Je pense également que le Rassemblement National se situe en dehors de l’arc républicain au sens où nous l’entendons.

Enfin, comme l’a rappelé le président de la République hier, nous ne pourrons pas dissoudre le peuple et une fois qu’il se sera exprimé, nous devons respecter son choix souverain. Mais la colère est mauvaise conseillère et elle ne doit pas guider les électeurs dans le choix qu’ils vont faire le jour de l’élection. C’est la raison pour laquelle je compte bien entendu sur la mobilisation des personnes de bonne volonté pour ramener tant de femmes et d’hommes qui ont certes des raisons d’être mécontents à la raison pour qu’ils puissent faire un choix républicain, et non le choix d’une colère aveugle.

 

Que ferez-vous le jour d’après si, malgré votre appel à la vigilance, le Rassemblement National se retrouve au pouvoir, c’est-à-dire à Matignon.

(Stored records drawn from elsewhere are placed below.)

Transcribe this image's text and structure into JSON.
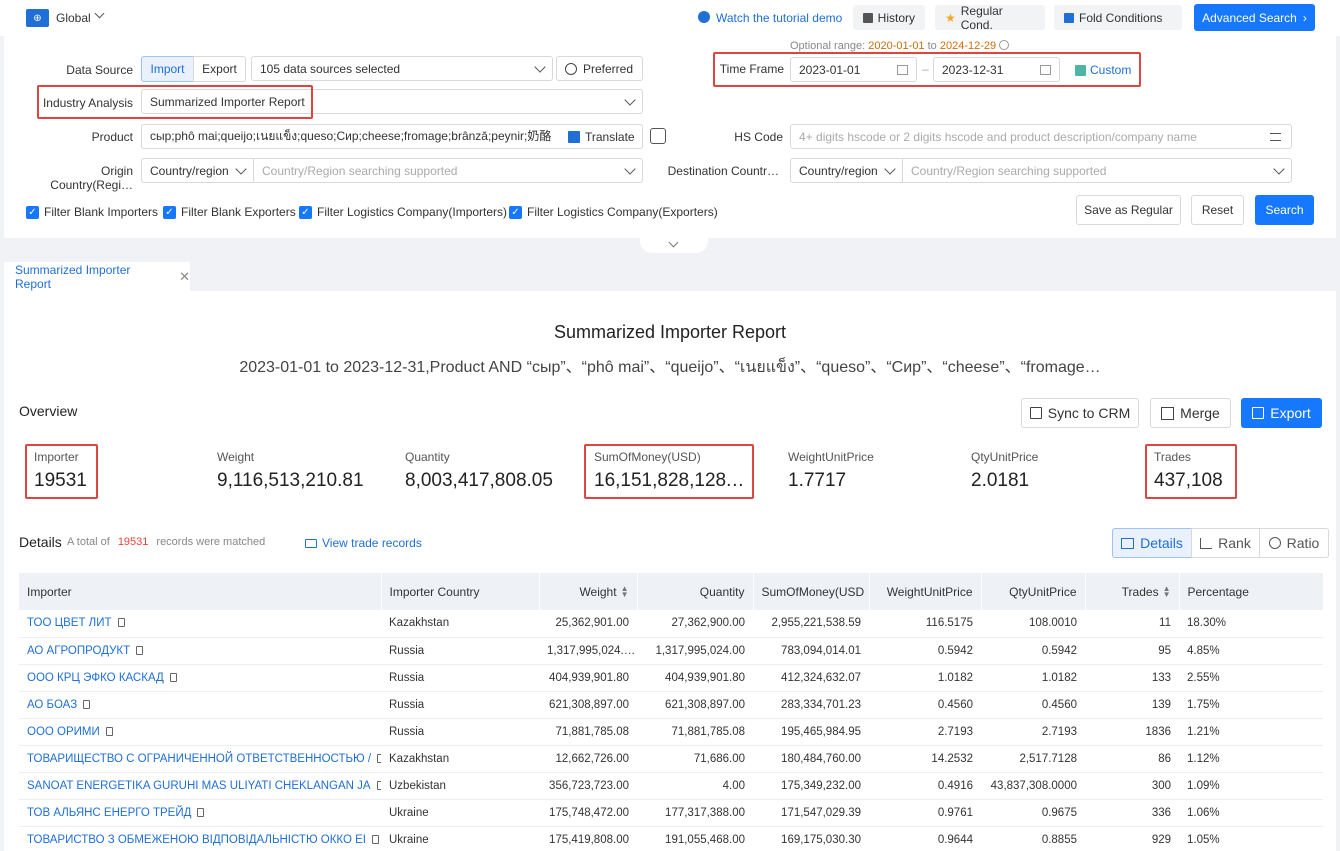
{
  "topbar": {
    "region": "Global",
    "tutorial": "Watch the tutorial demo",
    "history": "History",
    "regular_cond": "Regular Cond.",
    "fold": "Fold Conditions",
    "advanced": "Advanced Search"
  },
  "form": {
    "optional_range_label": "Optional range:",
    "optional_from": "2020-01-01",
    "optional_to_word": "to",
    "optional_to": "2024-12-29",
    "data_source_label": "Data Source",
    "import_label": "Import",
    "export_label": "Export",
    "sources_selected": "105 data sources selected",
    "preferred": "Preferred",
    "time_frame_label": "Time Frame",
    "date_from": "2023-01-01",
    "date_to": "2023-12-31",
    "custom": "Custom",
    "industry_label": "Industry Analysis",
    "industry_value": "Summarized Importer Report",
    "product_label": "Product",
    "product_value": "сыр;phô mai;queijo;เนยแข็ง;queso;Сир;cheese;fromage;brânză;peynir;奶酪",
    "translate": "Translate",
    "hs_label": "HS Code",
    "hs_placeholder": "4+ digits hscode or 2 digits hscode and product description/company name",
    "origin_label": "Origin Country(Regi…",
    "origin_select": "Country/region",
    "origin_placeholder": "Country/Region searching supported",
    "dest_label": "Destination Countr…",
    "dest_select": "Country/region",
    "dest_placeholder": "Country/Region searching supported",
    "filters": [
      "Filter Blank Importers",
      "Filter Blank Exporters",
      "Filter Logistics Company(Importers)",
      "Filter Logistics Company(Exporters)"
    ],
    "save_regular": "Save as Regular",
    "reset": "Reset",
    "search": "Search"
  },
  "tab": {
    "label": "Summarized Importer Report"
  },
  "report": {
    "title": "Summarized Importer Report",
    "subtitle": "2023-01-01 to 2023-12-31,Product AND “сыр”、“phô mai”、“queijo”、“เนยแข็ง”、“queso”、“Сир”、“cheese”、“fromage…",
    "overview": "Overview",
    "sync": "Sync to CRM",
    "merge": "Merge",
    "export": "Export"
  },
  "metrics": [
    {
      "label": "Importer",
      "value": "19531"
    },
    {
      "label": "Weight",
      "value": "9,116,513,210.81"
    },
    {
      "label": "Quantity",
      "value": "8,003,417,808.05"
    },
    {
      "label": "SumOfMoney(USD)",
      "value": "16,151,828,128.…"
    },
    {
      "label": "WeightUnitPrice",
      "value": "1.7717"
    },
    {
      "label": "QtyUnitPrice",
      "value": "2.0181"
    },
    {
      "label": "Trades",
      "value": "437,108"
    }
  ],
  "details": {
    "title": "Details",
    "total_of": "A total of",
    "count": "19531",
    "matched": "records were matched",
    "view_records": "View trade records",
    "view_details": "Details",
    "view_rank": "Rank",
    "view_ratio": "Ratio"
  },
  "table": {
    "headers": [
      "Importer",
      "Importer Country",
      "Weight",
      "Quantity",
      "SumOfMoney(USD",
      "WeightUnitPrice",
      "QtyUnitPrice",
      "Trades",
      "Percentage"
    ],
    "rows": [
      [
        "ТОО ЦВЕТ ЛИТ",
        "Kazakhstan",
        "25,362,901.00",
        "27,362,900.00",
        "2,955,221,538.59",
        "116.5175",
        "108.0010",
        "11",
        "18.30%"
      ],
      [
        "АО АГРОПРОДУКТ",
        "Russia",
        "1,317,995,024.…",
        "1,317,995,024.00",
        "783,094,014.01",
        "0.5942",
        "0.5942",
        "95",
        "4.85%"
      ],
      [
        "ООО КРЦ ЭФКО КАСКАД",
        "Russia",
        "404,939,901.80",
        "404,939,901.80",
        "412,324,632.07",
        "1.0182",
        "1.0182",
        "133",
        "2.55%"
      ],
      [
        "АО БОАЗ",
        "Russia",
        "621,308,897.00",
        "621,308,897.00",
        "283,334,701.23",
        "0.4560",
        "0.4560",
        "139",
        "1.75%"
      ],
      [
        "ООО ОРИМИ",
        "Russia",
        "71,881,785.08",
        "71,881,785.08",
        "195,465,984.95",
        "2.7193",
        "2.7193",
        "1836",
        "1.21%"
      ],
      [
        "ТОВАРИЩЕСТВО С ОГРАНИЧЕННОЙ ОТВЕТСТВЕННОСТЬЮ /",
        "Kazakhstan",
        "12,662,726.00",
        "71,686.00",
        "180,484,760.00",
        "14.2532",
        "2,517.7128",
        "86",
        "1.12%"
      ],
      [
        "SANOAT ENERGETIKA GURUHI MAS ULIYATI CHEKLANGAN JA",
        "Uzbekistan",
        "356,723,723.00",
        "4.00",
        "175,349,232.00",
        "0.4916",
        "43,837,308.0000",
        "300",
        "1.09%"
      ],
      [
        "ТОВ АЛЬЯНС ЕНЕРГО ТРЕЙД",
        "Ukraine",
        "175,748,472.00",
        "177,317,388.00",
        "171,547,029.39",
        "0.9761",
        "0.9675",
        "336",
        "1.06%"
      ],
      [
        "ТОВАРИСТВО З ОБМЕЖЕНОЮ ВІДПОВІДАЛЬНІСТЮ ОККО ЕІ",
        "Ukraine",
        "175,419,808.00",
        "191,055,468.00",
        "169,175,030.30",
        "0.9644",
        "0.8855",
        "929",
        "1.05%"
      ]
    ]
  },
  "colors": {
    "accent": "#1677ff",
    "highlight": "#e0443e",
    "date_orange": "#d46b08"
  }
}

Encore une fois, au matin d’une bataille, on ne commence pas par envisager sa défaite. Tout devra être fait pour éviter que le pays ne bascule dans le chaos financier, chaos économique, chaos social, chaos politique.

Mais les autorités institutionnelles, le président de la République au premier chef, le Conseil constitutionnel, le Conseil d’Etat, tous les acteurs impliqués dans la vie publique de la nation, devront s’efforcer à la fois de respecter les choix exprimés par le peuple souverain, mais tout autant de faire en sorte que ces choix s’expriment dans le respect de l’Etat de droit et, si possible, avec le souci d’une gestion parcimonieuse des deniers publics pour éviter un appauvrissement généralisé.

Et d’ici là je me battrai pour que les candidats d’une troisième voie, centrale entre les extrêmes, remportent les législatives, car ils seront mieux à même de défendre nos valeurs, la lutte contre l’antisémitisme et la nécessité d’une réconciliation nationale. Ce ne sera pas, le cas échéant, un exercice facile. Il convient donc de bien réfléchir avant d’aller voter et de ne pas se laisser emporter par sa colère.